Des conférences TEDx ont lieu dans le monde entier. En Suisse, les villes de Genève, Lausanne, Zurich, Zoug en ont déjà accueilli.

Du Tessin à Rio

«Parfois, les discours qui ont le plus d’effet sont ceux d’orateurs peu connus», précise Bruno Giussani. Grâce à leur diffusion sur Internet, les discours obtiennent ensuite une certaine notoriété. Les préparatifs battent actuellement leur plein pour la prochaine conférence TEDGlobal, du 5 au 10 octobre à Rio de Janeiro.

Avant de devenir «curateur d’idées», Bruno Giussani a étudié les sciences sociales à Genève puis est devenu journaliste en 1989. Dans les années 1990, il a aussi dirigé la mise en ligne du magazine romand L’Hebdo, tout en ayant une chronique dans le New York Times.

Au Tessin, il a participé en 1995 à la fondation de Tinet, le premier fournisseur d’accès Internet de la Suisse italophone. Il est aussi vice-président de l’entreprise de logiciels Tinext, qui a développé le site internet de la chaîne Al Arabiya, concurrente de Al-Jazeera.

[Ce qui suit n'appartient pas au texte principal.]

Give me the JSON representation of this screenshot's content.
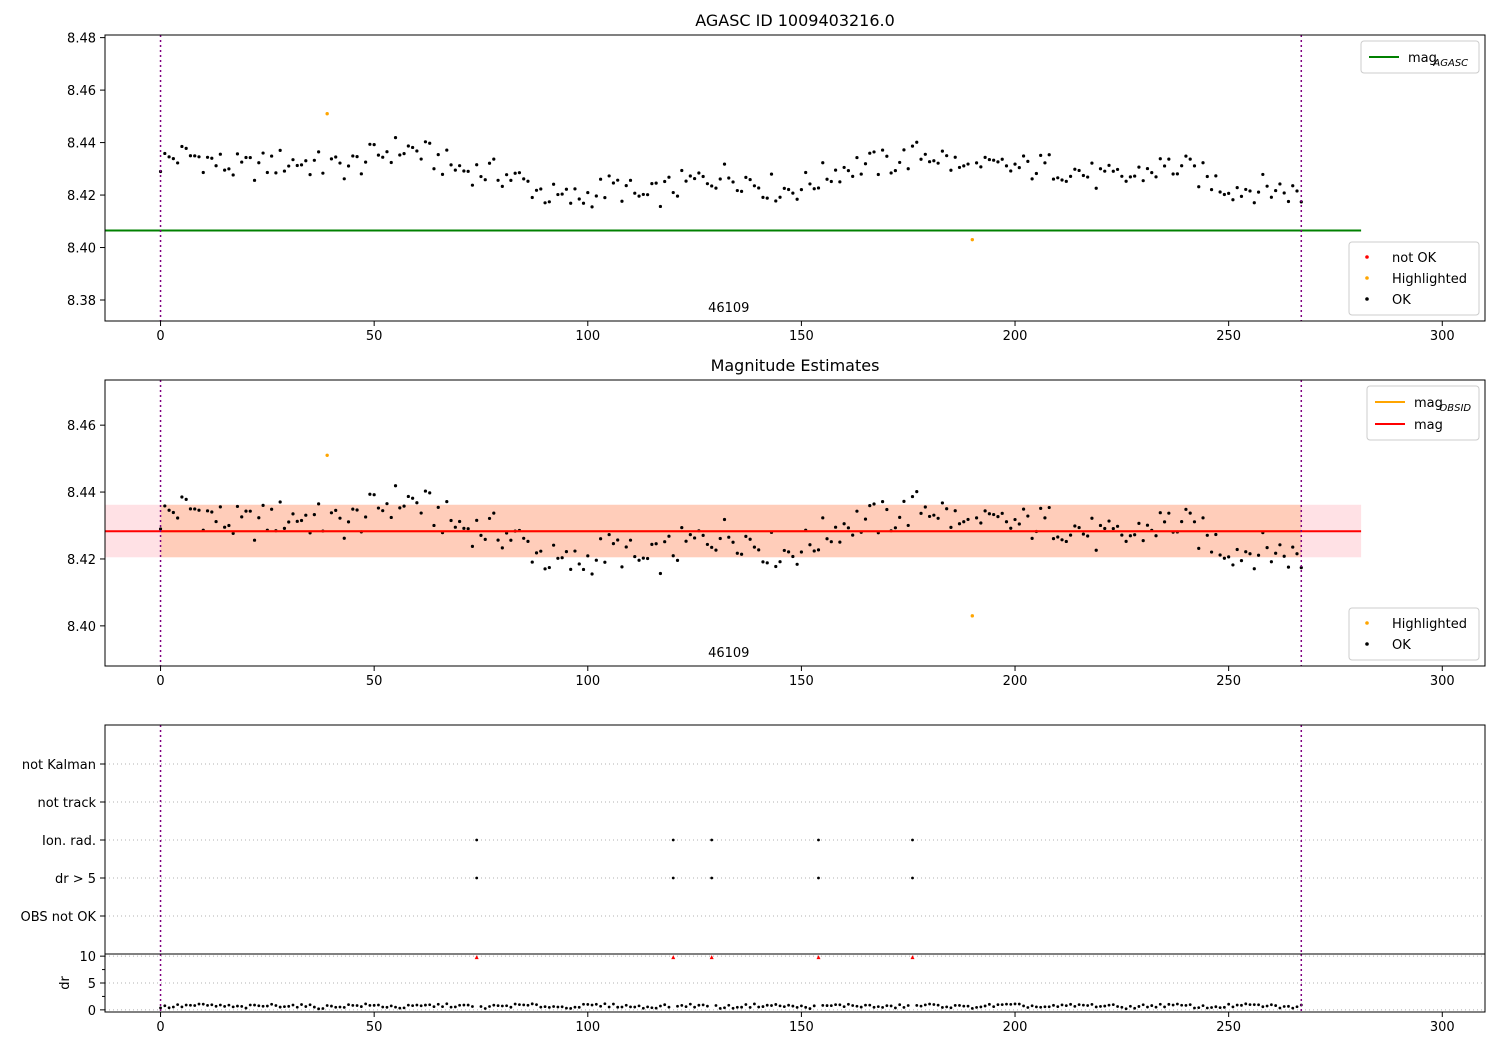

Bruno Giussani a écrit pour des médias suisses et internationaux (NZZ, La Repubblica et Libération, entre autres). Il a eu une bourse à l’Université de Stanford. De 1998 à 2000, il s’est occupé du site du World Economic Forum (WEF). Il organise aussi chaque année le Forum des 100 à Lausanne, avec le magazine L’Hebdo, une rencontre s’inspirant des TED.

Encore des liens avec le journalisme

«A certains égards, mon activité actuelle garde des liens avec le journalisme», poursuit le Suisse. Mais au lieu d’écrire sur les idées intéressantes de certaines personnes, il les fait venir sur scène. «Souvent, je discute pendant des heures avec les invités à propos de la manière dont ils veulent se présenter au public.» Une mission qui lui a aussi été attribuée pour la conférence anniversaire de Vancouver.

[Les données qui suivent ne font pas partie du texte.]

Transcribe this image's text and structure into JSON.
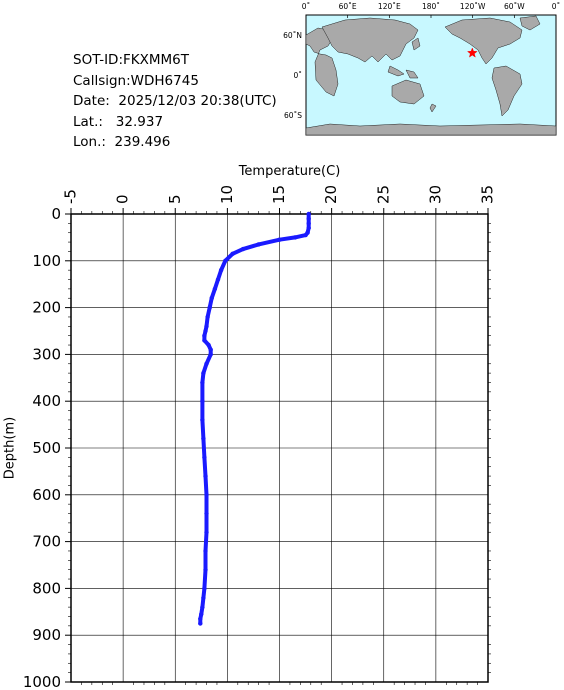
{
  "info": {
    "sot_id": "SOT-ID:FKXMM6T",
    "callsign": "Callsign:WDH6745",
    "date": "Date:  2025/12/03 20:38(UTC)",
    "lat": "Lat.:   32.937",
    "lon": "Lon.:  239.496"
  },
  "map": {
    "lon_labels": [
      "0˚",
      "60˚E",
      "120˚E",
      "180˚",
      "120˚W",
      "60˚W",
      "0˚"
    ],
    "lat_labels": [
      "60˚N",
      "0˚",
      "60˚S"
    ],
    "station": {
      "lon": 239.496,
      "lat": 32.937
    },
    "ocean_color": "#c8f8ff",
    "land_color": "#a9a9a9",
    "marker_color": "#ff0000"
  },
  "chart_data": {
    "type": "line",
    "title": "",
    "xlabel": "Temperature(C)",
    "ylabel": "Depth(m)",
    "xlim": [
      -5,
      35
    ],
    "ylim": [
      1000,
      0
    ],
    "x_ticks": [
      "-5",
      "0",
      "5",
      "10",
      "15",
      "20",
      "25",
      "30",
      "35"
    ],
    "y_ticks": [
      "0",
      "100",
      "200",
      "300",
      "400",
      "500",
      "600",
      "700",
      "800",
      "900",
      "1000"
    ],
    "grid": true,
    "line_color": "#1a1aff",
    "series": [
      {
        "x": [
          17.8,
          17.8,
          17.8,
          17.8,
          17.7,
          17.5,
          16.5,
          15.0,
          13.0,
          11.5,
          10.5,
          9.8,
          9.4,
          9.1,
          8.8,
          8.5,
          8.3,
          8.1,
          8.0,
          7.9,
          7.8,
          7.8,
          8.2,
          8.4,
          8.4,
          8.0,
          7.7,
          7.6,
          7.6,
          7.6,
          7.7,
          7.8,
          7.9,
          8.0,
          8.0,
          8.0,
          7.9,
          7.9,
          7.8,
          7.7,
          7.6,
          7.5,
          7.4,
          7.4
        ],
        "y": [
          0,
          10,
          20,
          30,
          40,
          45,
          50,
          55,
          65,
          75,
          85,
          100,
          120,
          140,
          160,
          180,
          200,
          220,
          240,
          250,
          260,
          270,
          280,
          290,
          300,
          320,
          340,
          360,
          400,
          440,
          480,
          520,
          560,
          600,
          640,
          680,
          720,
          760,
          800,
          820,
          840,
          855,
          865,
          875
        ]
      }
    ]
  }
}
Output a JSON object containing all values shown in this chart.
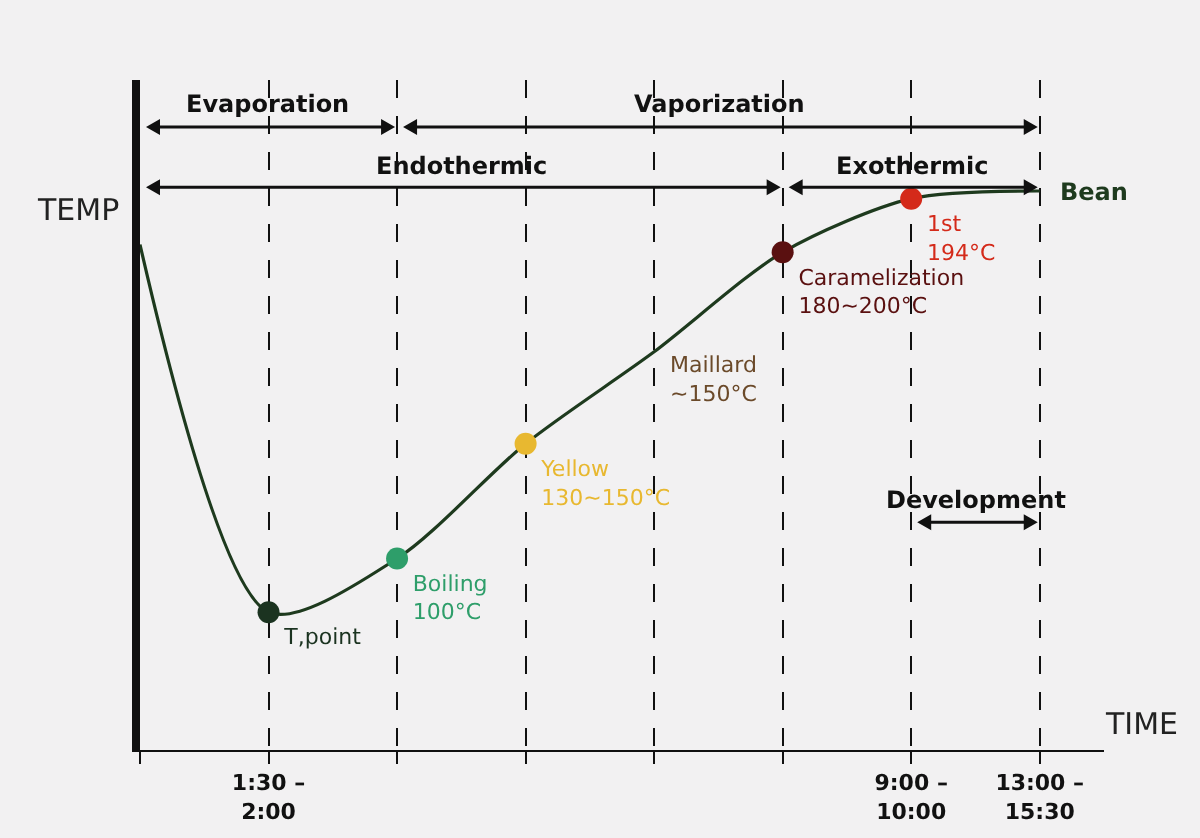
{
  "chart_data": {
    "type": "line",
    "ylabel": "TEMP",
    "xlabel": "TIME",
    "tick_labels": "x",
    "ylim": [
      50,
      225
    ],
    "categories": [
      null,
      "1:30 – 2:00",
      null,
      null,
      null,
      null,
      "9:00 – 10:00",
      "13:00 – 15:30"
    ],
    "grid": "x",
    "line_style": "solid",
    "series": [
      {
        "name": "Bean",
        "color": "#1e3a1e",
        "values": [
          182,
          86,
          100,
          130,
          154,
          180,
          194,
          196
        ]
      },
      {
        "type": "scatter",
        "values": [
          null,
          86,
          100,
          130,
          null,
          180,
          194,
          null
        ],
        "colors": [
          null,
          "#1b3320",
          "#2e9e6a",
          "#e8b830",
          null,
          "#5a1010",
          "#d42a1a",
          null
        ],
        "value_labels": [
          null,
          "T,point",
          "Boiling\n100°C",
          "Yellow\n130~150°C",
          null,
          "Caramelization\n180~200°C",
          "1st\n194°C",
          null
        ]
      }
    ],
    "annotations": [
      "Evaporation",
      "Vaporization",
      "Endothermic",
      "Exothermic",
      "Development",
      "Maillard\n~150°C"
    ]
  }
}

Ses activités internationales n’ont pas empêché Bruno Giussani de rester attaché à son canton d’origine. «C’est un bel endroit, pas trop peuplé, mais il est dommage que les Tessinois se disputent autant…», dit-il. Et son bagage virtuel ne l’empêche pas de passer du temps à lire les journaux imprimés le dimanche, «car mon cœur va encore vers le papier.»